So, yet another Conservative constituency will be added the Liberal Democrats' list of "winnable" seats. At the next General Election the Conservative candidate Bob Neill should expect to be the target of the now standard campaign literature bar chart showing that the Liberal Democrats are on course for winning a victory of historic proportions in his formerly safe, Conservative seat.
Not too much should be read into any by-election result, including this one. The Liberal Democrats, whose resources are so often stretched when contesting six hundred plus Parliamentary seats, are ruthlessly efficient in garnering their supporters from all over the country when contesting single seats at by-elections. It would be a fair guess that the number of Liberal Democrat supporters "on the ground" at Bromley and Chislehurst easily outnumbered those of their opponents. Neither is it an unreasonable presumption that traditional Labour support went obligingly soft and transferred to the Liberal Democrats in a typical protest gesture against their own Government. A high profile UKIP candidate Nigel Farage again showed how easy it is to drain Eurosceptic protest votes away from the Conservatives in a contest that "does not really matter".
The Conservatives fielded a traditional, white, middle-aged lawyer, Bob Neill.
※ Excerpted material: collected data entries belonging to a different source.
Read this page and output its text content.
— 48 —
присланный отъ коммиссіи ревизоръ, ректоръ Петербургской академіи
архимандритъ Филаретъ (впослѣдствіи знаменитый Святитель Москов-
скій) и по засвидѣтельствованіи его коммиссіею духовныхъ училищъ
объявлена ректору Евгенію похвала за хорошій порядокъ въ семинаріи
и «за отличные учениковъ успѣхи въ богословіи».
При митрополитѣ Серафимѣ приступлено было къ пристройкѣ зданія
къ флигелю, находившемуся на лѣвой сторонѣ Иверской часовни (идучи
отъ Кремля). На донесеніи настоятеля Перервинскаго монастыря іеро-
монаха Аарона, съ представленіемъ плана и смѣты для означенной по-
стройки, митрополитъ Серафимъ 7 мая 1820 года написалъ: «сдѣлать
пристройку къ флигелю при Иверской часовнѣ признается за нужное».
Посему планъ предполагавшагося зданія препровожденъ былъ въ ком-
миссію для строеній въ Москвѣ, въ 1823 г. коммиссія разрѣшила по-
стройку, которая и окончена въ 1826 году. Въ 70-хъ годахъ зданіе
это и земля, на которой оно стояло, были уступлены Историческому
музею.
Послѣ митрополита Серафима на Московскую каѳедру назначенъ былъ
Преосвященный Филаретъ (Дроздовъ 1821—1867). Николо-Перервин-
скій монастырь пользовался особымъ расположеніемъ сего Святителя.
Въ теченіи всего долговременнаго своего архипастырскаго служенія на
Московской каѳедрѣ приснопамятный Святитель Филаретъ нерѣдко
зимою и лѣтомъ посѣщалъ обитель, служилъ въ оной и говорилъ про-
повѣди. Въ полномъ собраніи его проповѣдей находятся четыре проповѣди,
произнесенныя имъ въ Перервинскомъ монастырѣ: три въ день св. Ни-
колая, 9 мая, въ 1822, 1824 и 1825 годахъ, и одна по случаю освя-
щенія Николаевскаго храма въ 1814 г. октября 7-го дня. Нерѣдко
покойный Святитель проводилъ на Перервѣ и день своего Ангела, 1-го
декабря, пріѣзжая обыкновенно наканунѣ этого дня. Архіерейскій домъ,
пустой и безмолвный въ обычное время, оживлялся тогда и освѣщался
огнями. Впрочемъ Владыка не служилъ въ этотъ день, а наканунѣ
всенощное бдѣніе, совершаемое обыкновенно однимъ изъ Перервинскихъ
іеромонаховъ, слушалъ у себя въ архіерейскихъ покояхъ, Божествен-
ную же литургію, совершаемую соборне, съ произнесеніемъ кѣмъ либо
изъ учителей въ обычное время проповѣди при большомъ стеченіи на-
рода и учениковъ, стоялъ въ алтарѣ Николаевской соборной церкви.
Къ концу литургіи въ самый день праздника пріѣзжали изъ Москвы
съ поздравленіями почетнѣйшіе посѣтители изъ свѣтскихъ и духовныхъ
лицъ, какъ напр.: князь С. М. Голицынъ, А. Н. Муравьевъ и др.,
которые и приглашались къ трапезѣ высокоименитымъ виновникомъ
The Liberal Democrat candidate, Ben Abbotts, was a young, good-looking professional politician. Mr Neill provided hostages to fortune by contesting the election whilst being a serving member of the London Assembly and holding an office that he would be prescribed from retaining once elected and "sworn in". This enabled his opponents to claim that he was not the best candidate because he could not concentrate on the job of being a Member of Parliament. It was spun further by the suggestion that by virtue of holding a prescribed office, any poll victory by Mr Neill could be overturned by the High Court, so a vote for the Conservative candidate would be a wasted vote.
All these factors and more, deflated the Conservative vote. The slump in the Labour vote, the presence of Mr Farage and the Liberal Democrats fielding a very strong, highly professional politician in the person of Ben Abbotts contrived to inflate the Liberal Democrat share of the vote. The Liberal Democrats will be very happy today and the glow of that euphoria will last for a long time to come but it is a false dawn. That red glow in the sky more is likely to portend the bonfire of their dreams.
Come the General Election, with diminishing support in terms of manpower and finance, the Liberal Democrats have to defend their seats against a resurgent Conservative Party that has reconnected with the electorate. They will have to target their seats very carefully or else lose more seats to the Conservatives than they gain. No doubt Nigel Farage and Ben Abbotts will drift to constituencies identified as more likely to yield success than Bromley and Chislehurst. Labour support will "firm up" when a "real" election is held. Conservative Eurosceptic voters who flirted with UKIP yesterday will not likely do so at a General Election, particularly if to do so might ensure an historic forth-term victory for Labour, or hand the seat to the rabidly pro-European Liberal Democrats.
At the next General Election, the Liberal Democrats would be wise to concentrate their efforts upon their own marginals, for example Romsey, Winchester and Eastleigh, leaving alone such phoney marginals of the likes of Bromley and Chislehurst.